Monday, Feb. 25, 1952

Peril from the Air

Ever since the day of the first transport airplane, U.S. citizens have been viewing their local airports with swelling civic pride. Even people who didn't care to ride in planes enjoyed watching them land and reflecting that their city had not been bypassed by the air age. Greater New York was no exception; it was as proud of those raucous, air-age beehives, La Guardia, Idlewild and Newark Airports, as of the sight of the Queen Mary sliding majestically up the Hudson.

But last week the big city suddenly began acting as though it wanted to turn its back on the air age. The reaction was triggered off when a National Airlines DC-6 crashed in Elizabeth, N.J., killing 28 passengers and four apartment dwellers (TIME, Feb. 18) and frightening hundreds of others almost out of their senses.

It was the third time in 2 1/2 months that a plane had plummeted on Elizabeth, and the Port of New York Authority, fearing riots, shut the $52 million Newark airport up tight within three hours.

Elizabeth civic leaders demanded that the airport be closed permanently. Real-estate values in the city dropped. Newark flights were switched to the other New York fields last week, increasing traffic pressure at La Guardia to a point where planes were landing and taking off every two minutes and similarly heightening activity at Idlewild. This moved nearby residents of Jackson Heights and Jamaica to a wave of protest that almost matched Elizabeth's. The subject became conversational topic A in a dozen other cities throughout the nation.

In a sense, all this had happened before: the automobile, the subway, the railroads had all been castigated as menaces to the community. As late as 1941, trains were not allowed to move along the New York Central freight tracks on Manhattan's West Side unless they were preceded by a horseman who carried a flag by day and a red lantern by night.

The airlines, wisely, did not adopt a public-be-damned attitude. To ease the pressure at La Guardia the airlines serving New York reduced daily flights from a peak of 725 to 454. Eastern Airlines' Eddie Rickenbacker, picked by the industry as its spokesman during the crisis, said: "I want the public to be satisfied."

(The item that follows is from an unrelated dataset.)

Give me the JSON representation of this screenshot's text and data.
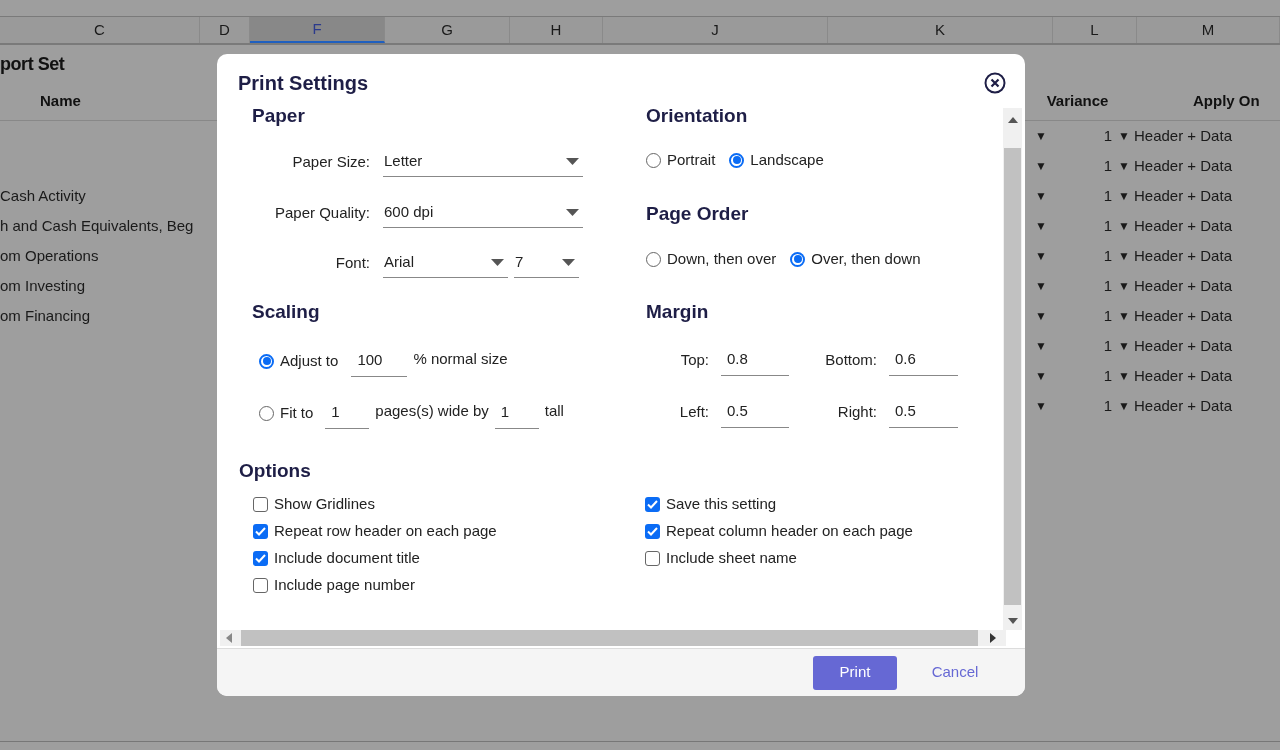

If there were a few more plane crashes in built-up areas, the airlines would be faced with a strong public demand to put airports much farther from city centers. This would cut heavily into airline traffic by reducing their time advantage over ground transport on shorter runs.

The third Elizabeth crash was attributed to mechanical failure, the possibility of which can never be wholly eliminated. The Civil Aeronautics Administration reported last week that when one engine conked out, the propeller of another had reversed its pitch because of faulty wiring.